Since Vista's launch, more than 70 major enterprise software makers have released applications compatible with Vista, including Adobe, Citrix, Oracle, Sun, HP, LANDesk and IBM, according to Microsoft. SP1 will also include support for technologies such as flash memory storage and consumer devices that will use the exFAT file system, support for Secure Digital (SD) Advanced Direct Memory Access (DMA) as well as support for Direct3D 10.1
"SP1 is technically important because it will add support for emerging technologies, devices and standards and will address some early end-user feedback, but it's also symbolically significant for enterprises that have temporarily held off evaluating or deploying Vista," Gray pointed out. "After SP1 starts shipping by the major OEMs in Q1, I expect full-scale enterprise adoption to really kick off in mid-2008 -- in line with the natural PC refresh cycle of enterprises."
The Big WU
Technology and tools included in Vista, however, have slightly altered what Microsoft includes in its service packs and when they are deployed. With the addition of the new Windows Update (WU) tool, the software maker no longer relies exclusively on its SPs as the primary method to disseminate system fixes and enhancements.
Instead, Microsoft can use the WU online service to deliver system repairs and other improvements. The new system alleviates the waiting game many enterprises and home users had to withstand as the company rolled its corrections into a single service pack. On Wednesday, Microsoft released an update using WU to improve two separate fixes to bump up Vista's reliability and performance.
"WU makes service packs less important because many important updates will be available long before the SP," Gartner's Silver noted. "But SPs are still important because they mark when the clock starts ticking for the end of support of the previous SP."
With mainstream deployment of the OS already underway, Silver said, it will pick-up after the release of SP1. "Most organizations will still need a few months to test the SP and integrate it into the process."
Among the improvements included in the upcoming SP security, reliability and performance are top priorities.
Users frustrated with Vista's sometimes sluggish performance may see a boost after installing the SP. It's designed to improve the speed of extracting and copying files and shorten the time needed to switch from "Hibernate" and "Resume" modes to become active. Domain-joined PCs will function more quickly when operating off the domain.
On the security front, SP1 will provide security software vendors with a more secure method to communicate with Windows Security Center. It will include application programming interfaces (APIs) by which third-party security and malicious software detection applications can work with kernel patch protection on x64 versions of Vista. The API, Microsoft said, will help ISVs develop software that extends the functionality of the Windows kernel on x64 computers without disabling or weakening the protection offered by kernel patch protection.
SP1 will also improve the security of running RemoteApp programs and desktops by allowing Remote Desktop Protocol files to be signed, thus allowing users to differentiate user experiences based on the publisher's identity.
In terms of reliability, Microsoft said it continues to look at some of the most common causes of crashes and hangs in order to give users a more consistent experience.
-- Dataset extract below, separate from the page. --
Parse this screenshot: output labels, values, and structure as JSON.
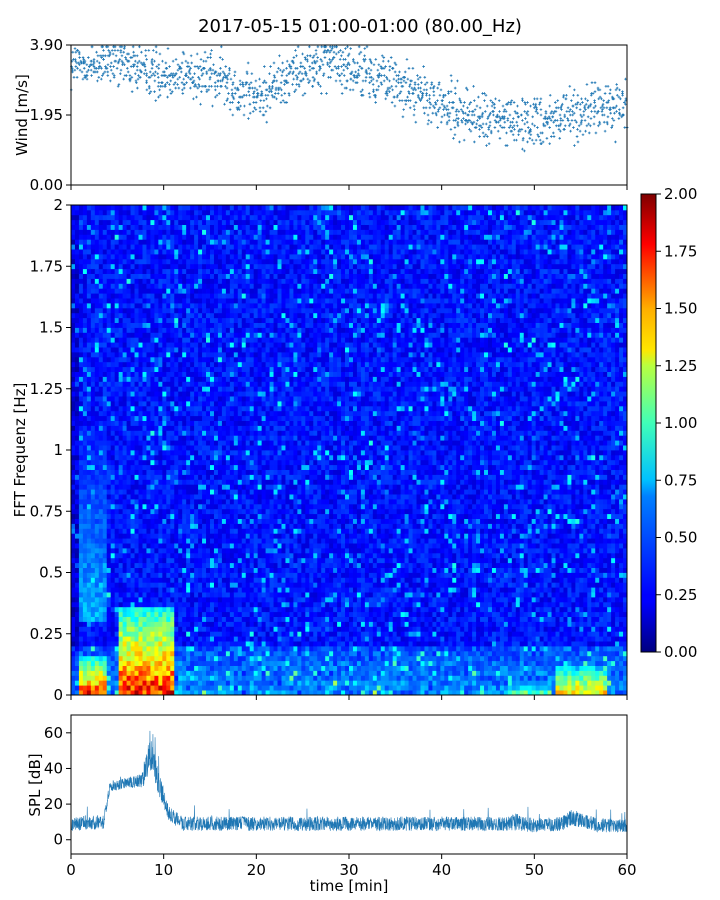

In this category, many of the planned improvements will specifically address issues identified in feedback provided by the Windows Error Reporting tool.
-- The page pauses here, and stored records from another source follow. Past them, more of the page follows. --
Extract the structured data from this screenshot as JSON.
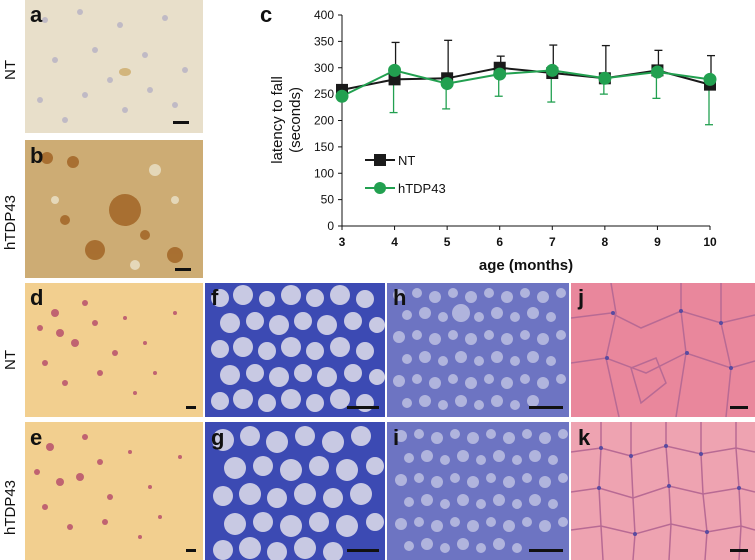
{
  "panel_labels": {
    "a": "a",
    "b": "b",
    "c": "c",
    "d": "d",
    "e": "e",
    "f": "f",
    "g": "g",
    "h": "h",
    "i": "i",
    "j": "j",
    "k": "k"
  },
  "row_labels": {
    "top_nt": "NT",
    "top_htdp": "hTDP43",
    "bottom_nt": "NT",
    "bottom_htdp": "hTDP43"
  },
  "colors": {
    "nt": "#1a1a1a",
    "htdp43": "#22a050"
  },
  "chart_data": {
    "type": "line",
    "title": "",
    "xlabel": "age (months)",
    "ylabel_line1": "latency to fall",
    "ylabel_line2": "(seconds)",
    "x": [
      3,
      4,
      5,
      6,
      7,
      8,
      9,
      10
    ],
    "xlim": [
      3,
      10
    ],
    "ylim": [
      0,
      400
    ],
    "yticks": [
      0,
      50,
      100,
      150,
      200,
      250,
      300,
      350,
      400
    ],
    "grid": false,
    "legend_position": "left-middle",
    "series": [
      {
        "name": "NT",
        "values": [
          258,
          278,
          280,
          300,
          290,
          280,
          295,
          268
        ],
        "err_up": [
          0,
          70,
          72,
          22,
          53,
          62,
          38,
          55
        ],
        "err_down": [
          0,
          0,
          0,
          0,
          0,
          0,
          0,
          0
        ]
      },
      {
        "name": "hTDP43",
        "values": [
          246,
          295,
          270,
          288,
          295,
          280,
          292,
          278
        ],
        "err_up": [
          0,
          0,
          0,
          0,
          0,
          0,
          0,
          0
        ],
        "err_down": [
          0,
          80,
          48,
          42,
          60,
          30,
          50,
          86
        ]
      }
    ]
  }
}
The service pack, Microsoft said, will improve reliability and compatibility of the OS when used with cutting-edge graphics cards in several scenarios and configurations as well as bump up reliability in networking configuration scenarios and for systems upgraded from Windows XP to Vista. Laptops used in conjunction with external displays will be more reliable as well. Vista will provide more compatibility with printer drivers. SP1 will also increase reliability and performance as the OS moves from sleep to active use and vice versa, according to Microsoft.